An exceptional Ming bowl that fetced $29.5 million at Sotheby’s auction on Wednesday will appear at an upcoming exhibition in Shanghai, setting the second highest record for Ming porcelain (the first being the one held by the Meiyintang Chenghua “Chicken Cup” sold in April 2014).

The current Asian owner of the bowl will lend the artifact to the Long Museum, where it will be shown as part of an exhibition dedicated to the artworks of the Yongle and Xuande periods of the Ming Dynasty, due to open on April 28.
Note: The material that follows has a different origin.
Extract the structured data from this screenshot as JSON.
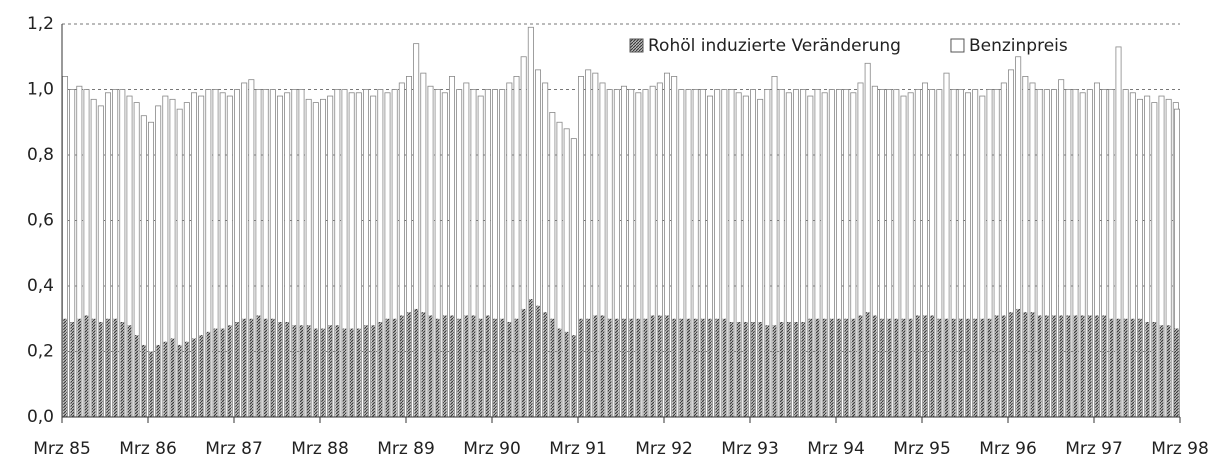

According to the description by Sotheby’s, “The exceptionally large, fine and important blue and white lobed ‘Fish Pond’ bowl is exquisitely potted, of ten-lobed mallow shape with deep rounded sides rising from a correspondingly shaped foot to a flared rim, the exterior strikingly decorated in different washes of cobalt with a dense and dynamic scene depicting four fishes, a carp, mandarin fish and two kinds of bream, swimming amidst water plants, the fishes with dark blue outlines and finely detailed with hatching and stippling, rendered interrupted by clumps of lotus blooms and leaves, the latter with white veins precisely picked out by incision through the washes to the porcelain body, the larger leaves further rendered with frayed edges accentuated with dark heaping and piling, the interior similarly painted with a double-line medallion enclosing a carp and mandarin fish dynamically swimming amidst clumps of lotus and undulating water weeds, the base inscribed with a six-character reign mark within a double circle.

“It is a piece that is very well-known in Japan, having been exhibited in the Tokyo National Museum in 1963, and the Kyoto National Museum in 1966, and published extensively thereafter,” Sotheby’s Asia Deputy Chairman Nicolas Chow said.

The bowl had been kept in a private Japanese collection for 50 years before.